Зяма уже второй месяц жил у Кати, домой не заходил. Как и почему умерла мама? Неужели от этой новости, которую ей рассказала бабка? На маму не похоже, она такой серьёзный, сдержанный человек… Нет, наверное, что-нибудь другое. Но они-то, все эти родственники и знакомые, которых он всю жизнь избегал, они-то будут говорить, что именно от этого… Будут говорить, что именно он виновен в смерти матери. Как это произносится? Мешумед? Слово какое-то отвратительное…
Он представил себе завтрашние похороны, насторожённые, недоброжелательные взгляды, шёпот за своей спиной: «Вот этот, вот этот. Мешумед». Чего доброго, ещё кто-то сунет ему под нос молитвенник с закорючками вместо букв. Что он будет делать?

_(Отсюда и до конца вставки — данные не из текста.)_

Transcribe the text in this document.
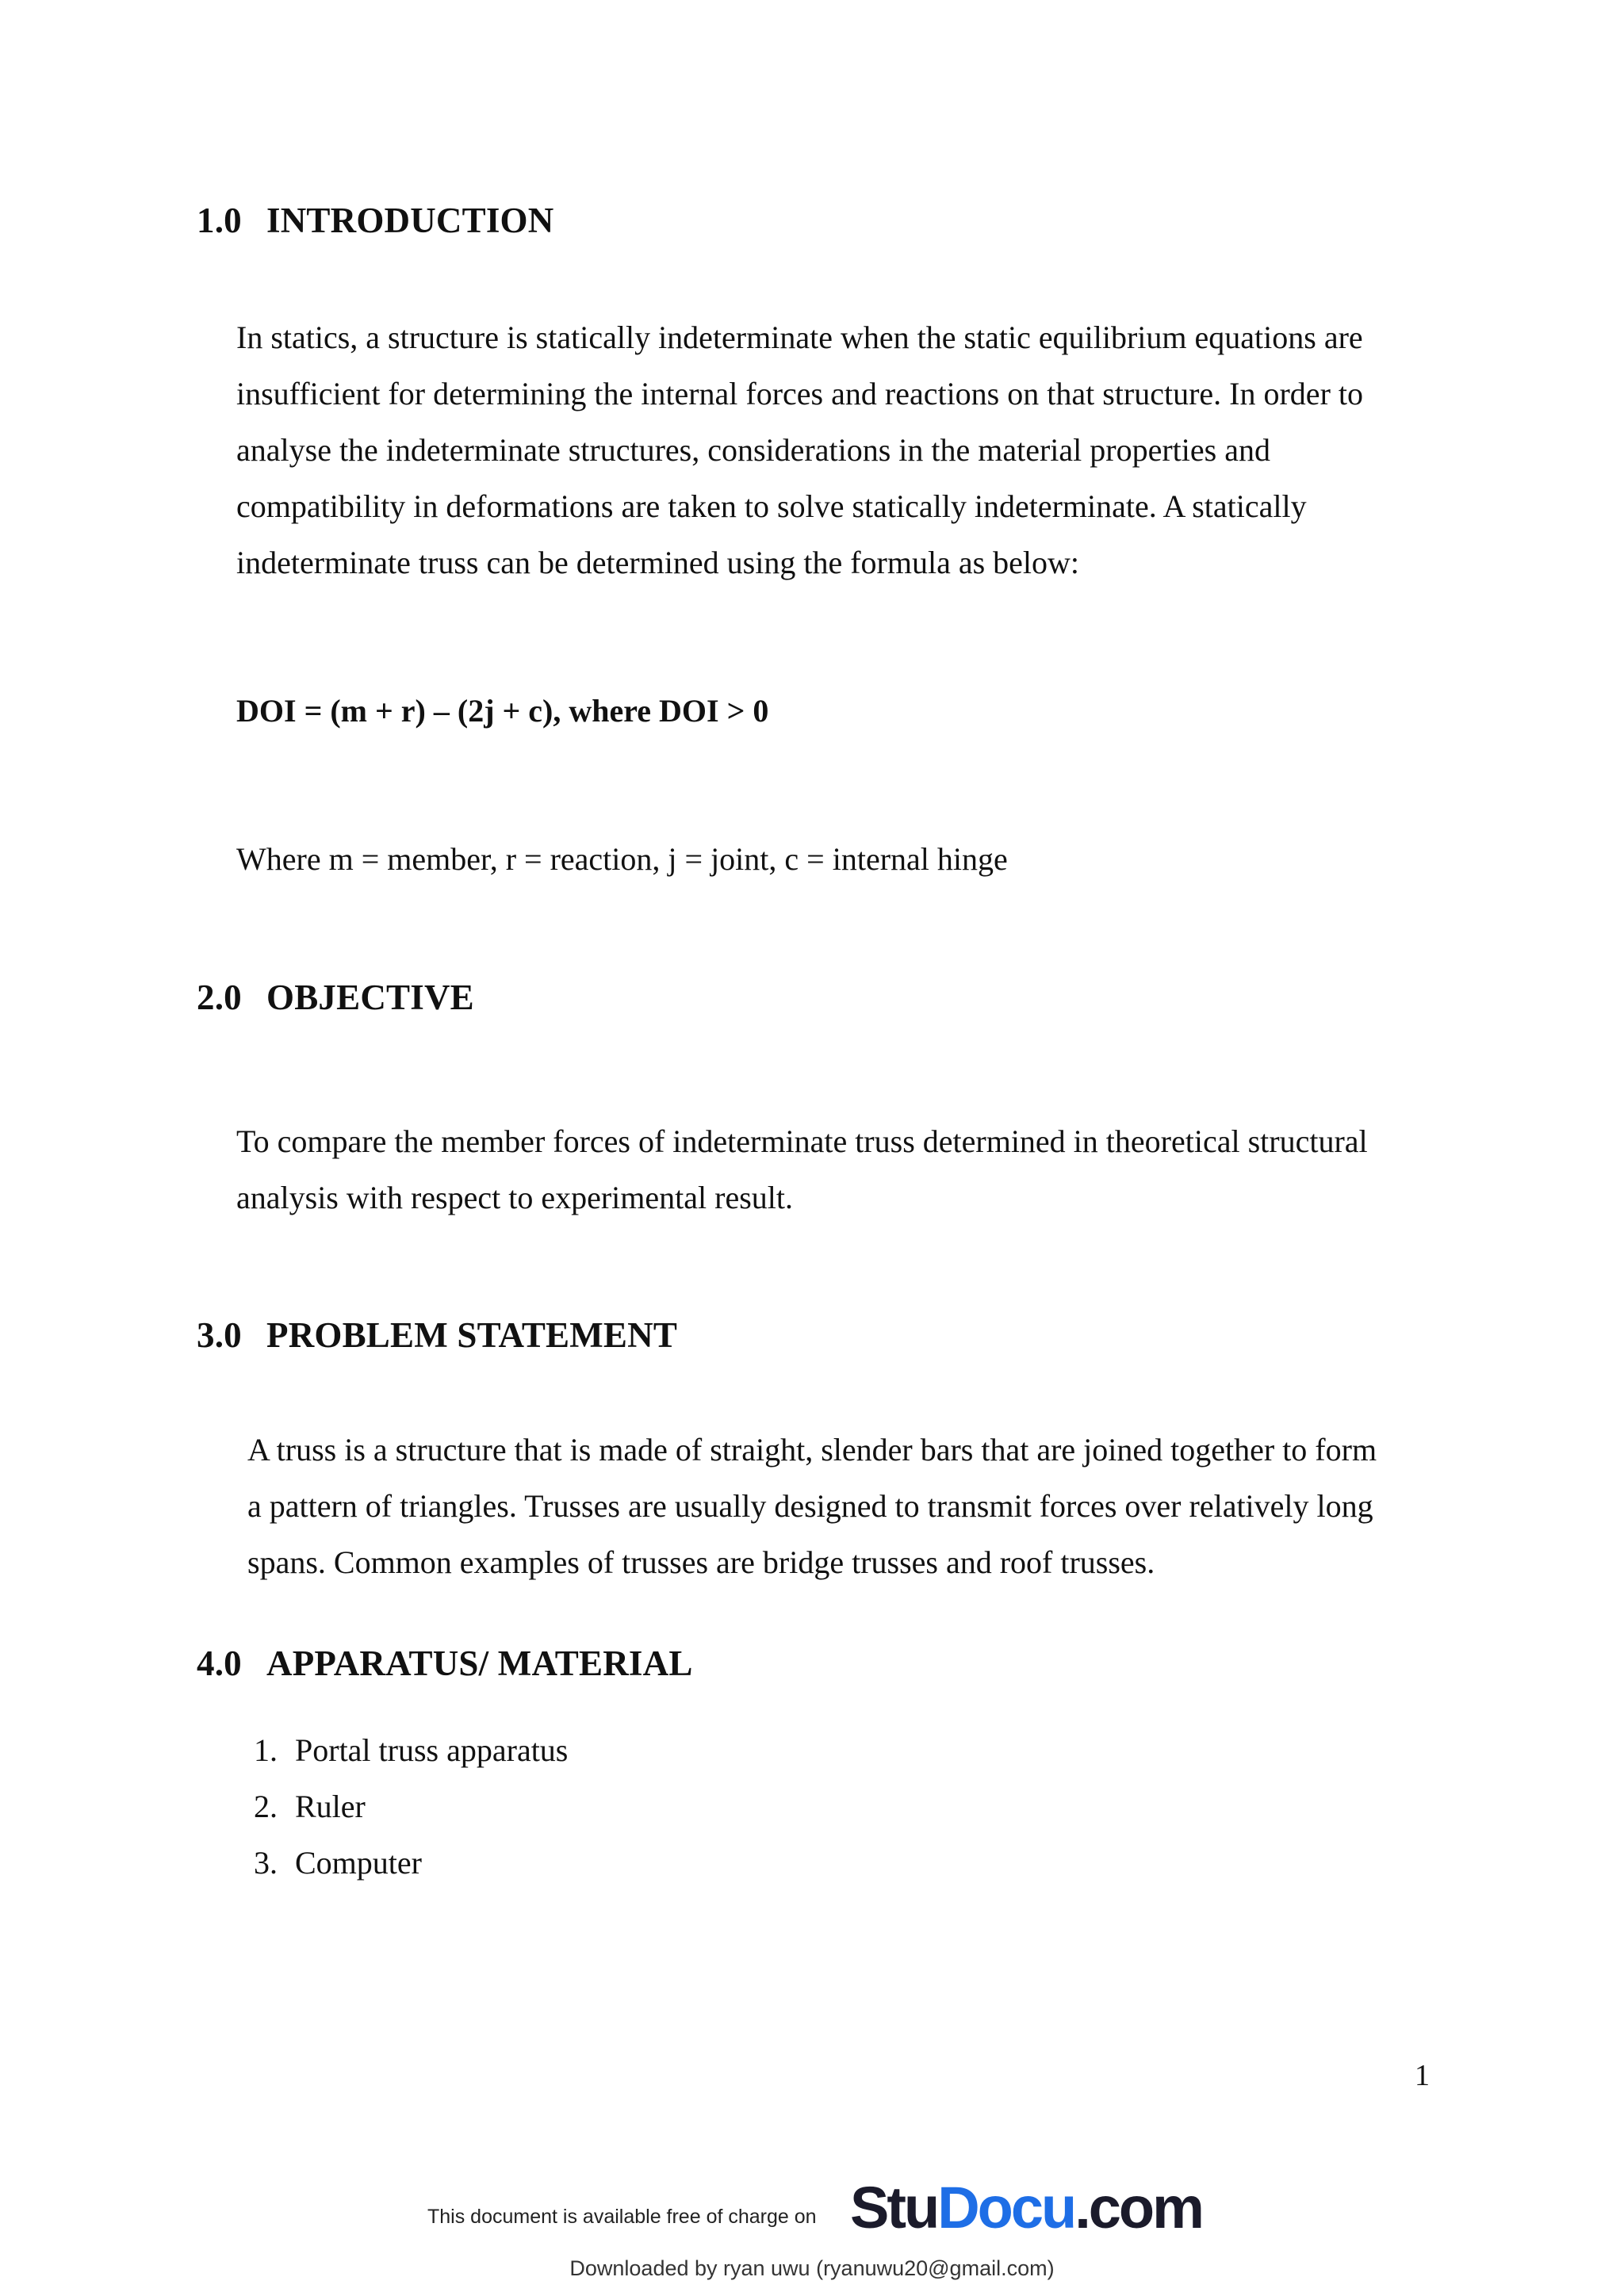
1.0 INTRODUCTION
In statics, a structure is statically indeterminate when the static equilibrium equations are
insufficient for determining the internal forces and reactions on that structure. In order to
analyse the indeterminate structures, considerations in the material properties and
compatibility in deformations are taken to solve statically indeterminate. A statically
indeterminate truss can be determined using the formula as below:
DOI = (m + r) – (2j + c), where DOI > 0
Where m = member, r = reaction, j = joint, c = internal hinge
2.0 OBJECTIVE
To compare the member forces of indeterminate truss determined in theoretical structural
analysis with respect to experimental result.
3.0 PROBLEM STATEMENT
A truss is a structure that is made of straight, slender bars that are joined together to form
a pattern of triangles. Trusses are usually designed to transmit forces over relatively long
spans. Common examples of trusses are bridge trusses and roof trusses.
4.0 APPARATUS/ MATERIAL
1. Portal truss apparatus
2. Ruler
3. Computer
1
This document is available free of charge on StuDocu.com
Downloaded by ryan uwu (ryanuwu20@gmail.com)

И Зиновий не пошёл на похороны матери. А ещё через несколько дней узнал, что бабушку поместили в дом престарелых. Эту новость ему тоже принёс Глеб.
— Вот её кровать, а её нет, — сказала нянечка, молодая таджичка, и показала на узкую железную койку в длинном ряду таких же коек. — Ищи там.
Она кивнула в направлении коридора, Зиновий пошёл туда и действительно вскоре обнаружил бабушку: она сидела на стуле и смотрела в окно. Он подошёл сзади и тихо, чтобы не испугать, позвал:
— Бабушка, бабушка, здравствуй. Это я.
Она взглянула на него, слегка кивнула и снова отвернулась к окну.